@liljo saidI just watched the Today Show on NBC this morning. The title to their news clip was called "China and US in new space race". My government wants to put a satellite in orbit around the moon to see what China is doing on the other side of the tidally locked moon.
Yes, very likely.
https://news.yahoo.com/nasa-mission-spots-chinese-rocket-130006425.html
It is obvious to me that my government suspects the same thing I did, that it was China. I am guessing it was an empty fuel tank that crashed on the moon. They are disposable when empty. It is possible it was a failed mission, but I would bet it was just disposable junk in a weak orbit.
Now my government is wondering how many missions to the moon China has been doing secretly. They even accused China of trying to take over the moon. LOL!
@metal-brain saidWhy do you even care?
A spacecraft to orbit the moon is on the way. All to know what China might be doing on the far side of the moon we cannot see from earth.
What exactly is your worst-case scenario?
@sonhouse saidI doubt those craters would be in the Ocean of Storms. It would get some sunlight if it was, unless it is in some kind of cave. This is why the only realistic craters that could hold permanent ice would be at the poles.
@Metal-Brain
Nobody has actually visited the sites with water ice. They are deep inside craters that never get sunlight so the temperatures remain permanently hundreds of degrees below zero. And NASA has done surveys of the region by radar and has shown the possibility of massive amounts of water ice in those craters but as to the piece found it is not worth pursuing China or not. There are many more interesting things to discover on the moon.

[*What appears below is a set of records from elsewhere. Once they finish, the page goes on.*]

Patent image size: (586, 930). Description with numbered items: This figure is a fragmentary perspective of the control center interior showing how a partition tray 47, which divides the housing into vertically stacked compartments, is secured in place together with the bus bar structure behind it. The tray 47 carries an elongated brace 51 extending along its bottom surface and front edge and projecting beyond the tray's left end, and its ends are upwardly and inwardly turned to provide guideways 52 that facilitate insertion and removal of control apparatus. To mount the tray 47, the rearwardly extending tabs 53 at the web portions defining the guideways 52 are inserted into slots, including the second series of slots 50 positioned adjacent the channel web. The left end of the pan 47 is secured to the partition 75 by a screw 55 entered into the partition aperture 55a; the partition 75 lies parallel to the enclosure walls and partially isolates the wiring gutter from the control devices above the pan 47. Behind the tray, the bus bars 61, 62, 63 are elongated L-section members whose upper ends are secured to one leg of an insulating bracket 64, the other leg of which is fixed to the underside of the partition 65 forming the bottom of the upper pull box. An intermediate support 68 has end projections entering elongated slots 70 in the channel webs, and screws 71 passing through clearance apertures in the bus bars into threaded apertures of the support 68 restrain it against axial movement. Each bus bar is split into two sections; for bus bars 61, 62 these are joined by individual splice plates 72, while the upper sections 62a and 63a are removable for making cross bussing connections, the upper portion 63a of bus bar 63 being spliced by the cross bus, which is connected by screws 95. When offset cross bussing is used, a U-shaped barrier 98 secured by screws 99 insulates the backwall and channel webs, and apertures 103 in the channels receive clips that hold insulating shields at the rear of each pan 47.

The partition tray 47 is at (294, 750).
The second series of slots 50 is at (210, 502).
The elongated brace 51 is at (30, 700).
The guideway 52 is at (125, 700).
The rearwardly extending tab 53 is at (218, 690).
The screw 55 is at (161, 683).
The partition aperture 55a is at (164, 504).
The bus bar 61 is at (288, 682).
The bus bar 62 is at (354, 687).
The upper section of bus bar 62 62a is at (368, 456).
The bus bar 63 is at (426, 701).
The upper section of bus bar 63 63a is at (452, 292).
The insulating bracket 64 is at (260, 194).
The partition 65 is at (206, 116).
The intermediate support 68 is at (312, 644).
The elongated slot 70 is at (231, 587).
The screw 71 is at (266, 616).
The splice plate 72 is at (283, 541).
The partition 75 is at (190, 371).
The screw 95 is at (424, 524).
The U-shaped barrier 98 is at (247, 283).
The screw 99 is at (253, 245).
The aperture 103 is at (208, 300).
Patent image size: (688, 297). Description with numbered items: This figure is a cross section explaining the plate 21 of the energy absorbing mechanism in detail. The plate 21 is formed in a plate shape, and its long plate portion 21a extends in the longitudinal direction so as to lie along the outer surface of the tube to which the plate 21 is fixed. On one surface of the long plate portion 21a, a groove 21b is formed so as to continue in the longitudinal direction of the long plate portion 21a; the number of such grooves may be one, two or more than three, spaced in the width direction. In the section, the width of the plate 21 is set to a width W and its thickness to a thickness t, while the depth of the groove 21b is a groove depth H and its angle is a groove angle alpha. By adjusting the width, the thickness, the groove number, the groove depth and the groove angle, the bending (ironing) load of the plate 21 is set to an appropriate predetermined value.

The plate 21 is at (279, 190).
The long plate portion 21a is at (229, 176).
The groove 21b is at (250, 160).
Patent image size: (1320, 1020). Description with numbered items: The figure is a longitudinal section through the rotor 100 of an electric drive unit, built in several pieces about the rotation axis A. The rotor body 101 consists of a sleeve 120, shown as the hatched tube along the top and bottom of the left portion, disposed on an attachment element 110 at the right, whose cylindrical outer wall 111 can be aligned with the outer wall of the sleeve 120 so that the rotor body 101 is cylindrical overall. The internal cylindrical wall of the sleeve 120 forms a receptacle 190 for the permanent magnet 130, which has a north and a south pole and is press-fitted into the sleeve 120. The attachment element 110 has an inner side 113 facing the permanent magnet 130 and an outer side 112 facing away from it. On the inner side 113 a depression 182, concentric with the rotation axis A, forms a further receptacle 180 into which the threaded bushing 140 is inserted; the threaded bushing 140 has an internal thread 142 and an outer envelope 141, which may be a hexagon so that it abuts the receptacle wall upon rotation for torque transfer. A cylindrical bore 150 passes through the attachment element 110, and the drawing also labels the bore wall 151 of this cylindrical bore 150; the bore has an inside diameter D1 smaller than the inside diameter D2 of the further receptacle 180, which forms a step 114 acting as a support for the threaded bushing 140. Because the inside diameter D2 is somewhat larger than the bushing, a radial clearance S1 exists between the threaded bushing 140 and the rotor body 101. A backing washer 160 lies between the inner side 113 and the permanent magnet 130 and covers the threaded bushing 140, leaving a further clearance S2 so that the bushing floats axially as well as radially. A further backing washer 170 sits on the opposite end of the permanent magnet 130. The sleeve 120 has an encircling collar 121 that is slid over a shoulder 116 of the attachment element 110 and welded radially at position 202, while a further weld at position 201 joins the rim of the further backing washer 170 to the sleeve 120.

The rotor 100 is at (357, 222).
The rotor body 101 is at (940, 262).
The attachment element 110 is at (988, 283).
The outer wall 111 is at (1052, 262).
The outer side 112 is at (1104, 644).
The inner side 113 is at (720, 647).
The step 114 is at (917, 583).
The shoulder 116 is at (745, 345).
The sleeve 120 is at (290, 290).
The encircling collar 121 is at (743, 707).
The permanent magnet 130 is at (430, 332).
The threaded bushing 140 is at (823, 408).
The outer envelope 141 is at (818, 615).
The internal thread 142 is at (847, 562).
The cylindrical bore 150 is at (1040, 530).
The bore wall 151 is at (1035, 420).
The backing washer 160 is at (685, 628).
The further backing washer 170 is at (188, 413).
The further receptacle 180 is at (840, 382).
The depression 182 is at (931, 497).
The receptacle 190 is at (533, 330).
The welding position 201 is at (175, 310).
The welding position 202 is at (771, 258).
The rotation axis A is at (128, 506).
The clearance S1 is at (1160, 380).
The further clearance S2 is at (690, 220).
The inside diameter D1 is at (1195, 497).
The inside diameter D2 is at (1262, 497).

@medullah saidThis has been explained in Thread 193919
Does anyone know why the moon doesn’t rotate on its axis? My understanding is that the dark side of the moon is always the dark side of the moon? Am I wrong ?
@medullah saidIt's tidally locked to the Earth. (In other words, it does rotate on its axis, but because of the harmonics of the gravitational pull between it and the Earth, it does so in the same period it revolves around us, so we always see the same side.)
Does anyone know why the moon doesn’t rotate on its axis? My understanding is that the dark side of the moon is always the dark side of the moon? Am I wrong ?
By the way, the dark side of the moon is not always the same. Because it's tidally locked to us, it shares our dark side, so where it's day on Earth, the corresponding part of the moon is also light. What's always (ish) the same is the far side of the moon. Not the same thing.
I could try and explain this all day long, but really, trying to do that with only text is futile. You'll understand it much better if you either find yourself an orrery (expensive!), or visit a planetarium. Which reminds me, I must one of these days visit Eise Eisinga.
@medullah
Because Earth tides have made the rotation of the moon equal to it's 'year' it mostly faces to us. one side only but we can guarantee it is rotating, it takes 28 odd days to do it. If you had a telescope point out from the lunar equator you would see the stars slowly change positions and 28 days later you would see the same stellar scene you saw the last time it was in that position.
-Removed-Incorrect. The degree of difference is inconsequential.
During any new moon, we see none of the sunlit portion. Therefore the entire sunlit portion is on the other side. Since the sunlit portion is, by necessity, half of the moon's surface, this means the degree of difference caused by the angle of the sun's rays isn't enough to cause any of the far side to darken, nor any of the near side to be lit.